I'm with you. I've been poking around sites and looking at building a PC for a while, and with the addition of our recent transfers it's piqued my interest.
This part does too, from the link;
At the moment, the cheapest Mac in the Apple store is a Mac mini sporting a 2.0GHz Core 2 Duo processor, 1GB of RAM, and a 120GB hard drive. For $300 more, I'm running a 3.0GHz Quad-Core processor, 8GB of RAM, a 1TB hard drive, and a damn saucy video card. I could have made this build much cheaper by skimping on hardware and still ended up with a great little machine, but I liked aiming for around the $800 price point from my last build—plus I really wanted to make it fly.
Antonio posted a couple of good resources in this thread too.
Well, you will probably build yours before me because I can't get all of the pieces at once. Be sure to start a thread on doing it so that we can talk about it!
There shouldn't be any limitations unless it comes to games or programs that depend on a graphics card - Intel integrated graphics will be good for most other things, but not sufficent for a lot. It'd be a good idea to pick up a compatible and good graphics card. (I hope Apple announces they're going to use the latest and greatest from NVidea and ATI in January - I'd love to see how 3D in OS X flies with a Radeon 5870!)
They should be the same - however, it wouldn't hurt to check and compare numbers in magazines like Maximum PC and CPU, or look for what others have to say in other PC/Mac building sites. Generally, though, you should (theoretically) be safe with anything for which Apple has created a driver for and that hasn't been heavily modified.
Registered: 11/15/07
Posts: 1797
Loc: Florida, USA
I would double the ram and make sure the video card can support Open CL.
You have to remember nVidia makes the GPU and other companies like EVGA make the card. Other words they can be very different from the core clock, video memory to the BIOS coding. You can have two of the exact same cards from two different vendors and each one will work slightly different, one might be fully compatible but the other can not support Quartz Extreme or no DVI support all because it uses a different hardware string.
Some people have been able to modify the KEXT files to use the proper string but you will only be able to go so far.
Can you use any intel processor? Reason why I ask is because that instructions call for the Intel Core 2 Quad Q9650 3.0GHz 12MB L2 Cache LGA 775 95W Quad-Core Processor which sells for $324, but I would be happy with this one: Intel Core 2 Quad Q9550 Yorkfield 2.83GHz 12MB L2 Cache LGA 775 95W Quad-Core Processor $259
And can you use other motherboards or do they use what's on that list because of OSX?

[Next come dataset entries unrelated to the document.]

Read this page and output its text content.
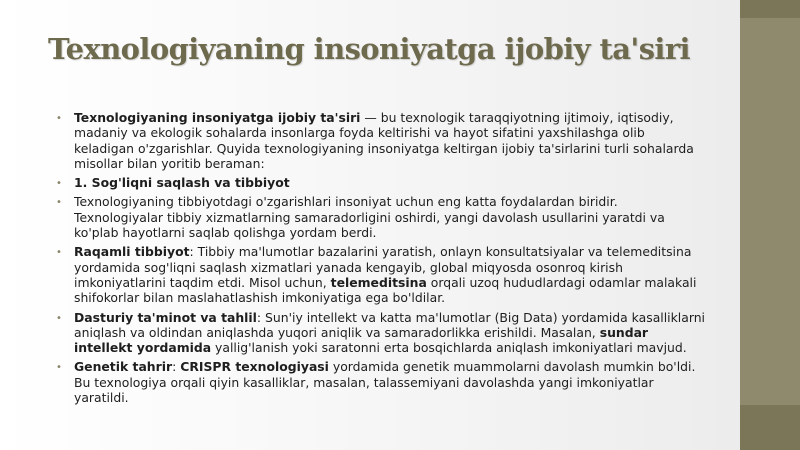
Texnologiyaning insoniyatga ijobiy ta'siri
• Texnologiyaning insoniyatga ijobiy ta'siri — bu texnologik taraqqiyotning ijtimoiy, iqtisodiy, madaniy va ekologik sohalarda insonlarga foyda keltirishi va hayot sifatini yaxshilashga olib keladigan o'zgarishlar. Quyida texnologiyaning insoniyatga keltirgan ijobiy ta'sirlarini turli sohalarda misollar bilan yoritib beraman:
• 1. Sog'liqni saqlash va tibbiyot
• Texnologiyaning tibbiyotdagi o'zgarishlari insoniyat uchun eng katta foydalardan biridir. Texnologiyalar tibbiy xizmatlarning samaradorligini oshirdi, yangi davolash usullarini yaratdi va ko'plab hayotlarni saqlab qolishga yordam berdi.
• Raqamli tibbiyot: Tibbiy ma'lumotlar bazalarini yaratish, onlayn konsultatsiyalar va telemeditsina yordamida sog'liqni saqlash xizmatlari yanada kengayib, global miqyosda osonroq kirish imkoniyatlarini taqdim etdi. Misol uchun, telemeditsina orqali uzoq hududlardagi odamlar malakali shifokorlar bilan maslahatlashish imkoniyatiga ega bo'ldilar.
• Dasturiy ta'minot va tahlil: Sun'iy intellekt va katta ma'lumotlar (Big Data) yordamida kasalliklarni aniqlash va oldindan aniqlashda yuqori aniqlik va samaradorlikka erishildi. Masalan, sundar intellekt yordamida yallig'lanish yoki saratonni erta bosqichlarda aniqlash imkoniyatlari mavjud.
• Genetik tahrir: CRISPR texnologiyasi yordamida genetik muammolarni davolash mumkin bo'ldi. Bu texnologiya orqali qiyin kasalliklar, masalan, talassemiyani davolashda yangi imkoniyatlar yaratildi.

Was curious...looking for a motherboard that you could put 2 processors on but can't seem to find them.
Registered: 11/15/07
Posts: 1797
Loc: Florida, USA
As long as the CPU supports SSE3 then you're golden. Some of the CPUs that are Apple certified will let you have a better chance to use the Vanilla Kernel.
In what order should I purchase the items? I figure it's best for me to buy a piece (or 2) at a time rather than the whole shebang at once.
Case CPU board video card
Those are the 4 big ticket items, though the case is only $99. but I didn't know if any of the things like CPU/board/video card fluctuate in price a lot.
Registered: 11/15/07
Posts: 1797
Loc: Florida, USA
You biggest ticket item is the CPU, second is power supply, third is the video card. fourth is the motherboard, fifth is case and so on and on.
I would buy the CPU and motherboard first. then buy the videocard and case then buy the power supply and hard drive. Buy the memory last because the memory is the cheapest really and by then you can decide on how much memory to dump into the system.
Registered: 11/15/07
Posts: 1797
Loc: Florida, USA
Most cases come with a power supply but I wouldn't trust it. Most cases come with a cheap off brand power supply and ether die with in a year or isn't enough to power the whole system.
Here are the main brands to look for.
Ultra Logisys Aerocool Thermaltake Zalman
If you want to go cheaper use Rosewill. A lot of people don't like Rosewill but every power supply I have used by that company has worked fantastic.
Only reason why I mentioned the SSE3 thing is for just in case if some one else decided to follow this thread to build their own but using sub-par hardware.